The purpose of this study was to determine whether RM was associated with reduced hospitalization and costs in clinical practice.
We conducted a nationwide cohort study using the Truven Health Analytics MarketScan database. Patients implanted with a CIED between March 31, 2009, and April 1, 2012, were included. All-cause hospitalization events were compared between those using RM and those not using RM by using Cox proportional hazards methods with Andersen-Gill extension and propensity scoring. We also compared health care costs (payments >30 days after CIED implantation).

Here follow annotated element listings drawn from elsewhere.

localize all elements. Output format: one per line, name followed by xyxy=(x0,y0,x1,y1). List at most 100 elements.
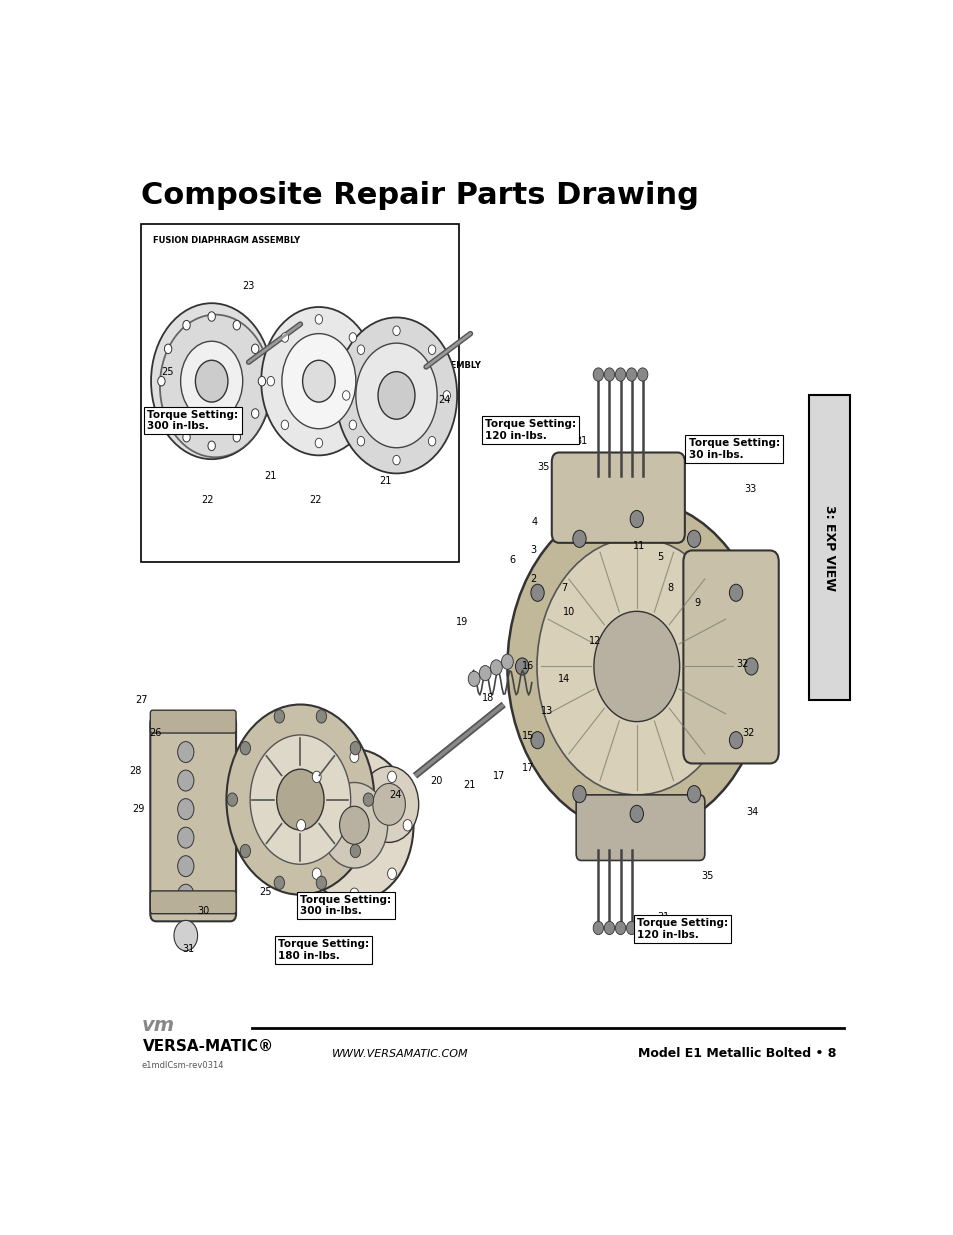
Circle shape xyxy=(442,390,450,400)
Circle shape xyxy=(164,345,172,353)
Circle shape xyxy=(183,432,190,442)
Text: Torque Setting:
30 in-lbs.: Torque Setting: 30 in-lbs. xyxy=(688,438,779,459)
FancyBboxPatch shape xyxy=(151,716,235,921)
Text: 29: 29 xyxy=(132,804,145,814)
Text: 23: 23 xyxy=(242,282,254,291)
Circle shape xyxy=(315,710,326,722)
Text: 13: 13 xyxy=(540,706,553,716)
Circle shape xyxy=(294,750,413,902)
Text: 18: 18 xyxy=(481,693,494,703)
Circle shape xyxy=(626,921,636,935)
Circle shape xyxy=(350,751,358,762)
Circle shape xyxy=(164,409,172,419)
Circle shape xyxy=(276,769,324,830)
Text: 33: 33 xyxy=(743,484,756,494)
Circle shape xyxy=(501,655,513,669)
Circle shape xyxy=(282,333,355,429)
Circle shape xyxy=(342,390,350,400)
Circle shape xyxy=(507,500,765,832)
Circle shape xyxy=(355,343,436,448)
Text: Torque Setting:
180 in-lbs.: Torque Setting: 180 in-lbs. xyxy=(278,940,369,961)
Text: 26: 26 xyxy=(149,729,161,739)
Circle shape xyxy=(233,432,240,442)
Circle shape xyxy=(572,530,585,547)
Text: FUSION DIAPHRAGM ASSEMBLY: FUSION DIAPHRAGM ASSEMBLY xyxy=(152,236,299,245)
Circle shape xyxy=(208,441,215,451)
Text: 2: 2 xyxy=(530,574,536,584)
Circle shape xyxy=(177,856,193,877)
Circle shape xyxy=(250,735,351,864)
Text: 3: EXP VIEW: 3: EXP VIEW xyxy=(822,505,835,590)
Circle shape xyxy=(393,456,400,464)
Circle shape xyxy=(302,361,335,403)
Bar xyxy=(808,395,849,700)
Circle shape xyxy=(603,921,614,935)
Text: 25: 25 xyxy=(161,367,173,377)
Text: 31: 31 xyxy=(575,436,587,446)
Circle shape xyxy=(281,420,289,430)
Circle shape xyxy=(537,538,736,795)
Circle shape xyxy=(157,377,165,387)
Circle shape xyxy=(177,741,193,762)
Text: 14: 14 xyxy=(558,674,569,684)
Text: 17: 17 xyxy=(492,771,504,781)
Text: 6: 6 xyxy=(509,555,516,564)
Circle shape xyxy=(349,420,356,430)
Text: 5: 5 xyxy=(657,552,663,562)
Circle shape xyxy=(356,345,364,354)
Circle shape xyxy=(281,332,289,342)
Circle shape xyxy=(195,361,228,403)
Text: 3: 3 xyxy=(530,545,536,555)
Text: 4: 4 xyxy=(531,517,537,527)
FancyBboxPatch shape xyxy=(682,551,778,763)
Text: Torque Setting:
120 in-lbs.: Torque Setting: 120 in-lbs. xyxy=(637,919,727,940)
Circle shape xyxy=(744,658,758,676)
FancyBboxPatch shape xyxy=(576,795,704,861)
Circle shape xyxy=(240,741,251,755)
FancyBboxPatch shape xyxy=(151,890,235,914)
Circle shape xyxy=(151,304,272,459)
Text: Model E1 Metallic Bolted • 8: Model E1 Metallic Bolted • 8 xyxy=(638,1047,836,1060)
Text: 9: 9 xyxy=(694,598,700,608)
Circle shape xyxy=(350,845,360,857)
Circle shape xyxy=(729,584,742,601)
Text: 24: 24 xyxy=(389,790,401,800)
Circle shape xyxy=(363,377,370,387)
Circle shape xyxy=(267,377,274,387)
Circle shape xyxy=(687,785,700,803)
Text: 17: 17 xyxy=(521,763,534,773)
Text: 32: 32 xyxy=(741,729,754,739)
Text: 24: 24 xyxy=(438,395,450,405)
Text: 31: 31 xyxy=(182,944,194,953)
FancyBboxPatch shape xyxy=(151,710,235,734)
Circle shape xyxy=(468,672,479,687)
Circle shape xyxy=(729,731,742,748)
Circle shape xyxy=(615,921,625,935)
Circle shape xyxy=(314,315,322,324)
Circle shape xyxy=(227,793,237,806)
Circle shape xyxy=(274,876,284,889)
Text: 31: 31 xyxy=(657,911,669,921)
Circle shape xyxy=(403,820,412,831)
Text: vm: vm xyxy=(141,1016,174,1035)
Circle shape xyxy=(393,326,400,336)
Circle shape xyxy=(252,409,258,419)
Circle shape xyxy=(615,368,625,382)
Circle shape xyxy=(530,731,543,748)
Circle shape xyxy=(177,771,193,792)
Text: 15: 15 xyxy=(521,731,534,741)
Circle shape xyxy=(208,311,215,321)
Circle shape xyxy=(312,868,321,879)
Text: 30: 30 xyxy=(196,905,209,916)
Circle shape xyxy=(594,611,679,721)
Text: 11: 11 xyxy=(633,541,644,551)
Circle shape xyxy=(173,920,197,951)
Circle shape xyxy=(349,332,356,342)
Circle shape xyxy=(626,368,636,382)
Circle shape xyxy=(274,710,284,722)
Text: WWW.VERSAMATIC.COM: WWW.VERSAMATIC.COM xyxy=(332,1049,468,1058)
Text: 22: 22 xyxy=(309,495,321,505)
Circle shape xyxy=(312,771,321,783)
Circle shape xyxy=(687,530,700,547)
Text: 19: 19 xyxy=(456,616,467,627)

Overall, there were 92,566 patients (mean age 72 ± 13 years; 58,140 [63%] men) with a mean follow-up of 19 ± 12 months, including 54,520 (59%) pacemaker, 27,816 (30%) implantable cardioverter-defibrillator, and 10,230 (11%) cardiac resynchronization therapy patients. Only 37% of patients (34,259) used RM. Patients with RM had Charlson Comorbidity Index values similar to those not using RM but had lower adjusted risk of all-cause hospitalization (adjusted hazard ratio 0.82; 95% confidence interval 0.80–0.84; P < .001) and shorter mean length of hospitalization (5.3 days vs 8.1 days; P < .001) during follow-up. RM was associated with a 30% reduction in hospitalization costs ($8720 mean cost per patient-year vs $12,423 mean cost per patient-year). For every 100,000 patient-years of follow-up, RM was associated with 9810 fewer hospitalizations, 119,000 fewer days in hospital, and $370,270,000 lower hospital payments.
RM is associated with reductions in hospitalization and health care utilization. Since only about a third of patients with CIEDs routinely use RM, this represents a major opportunity for quality improvement.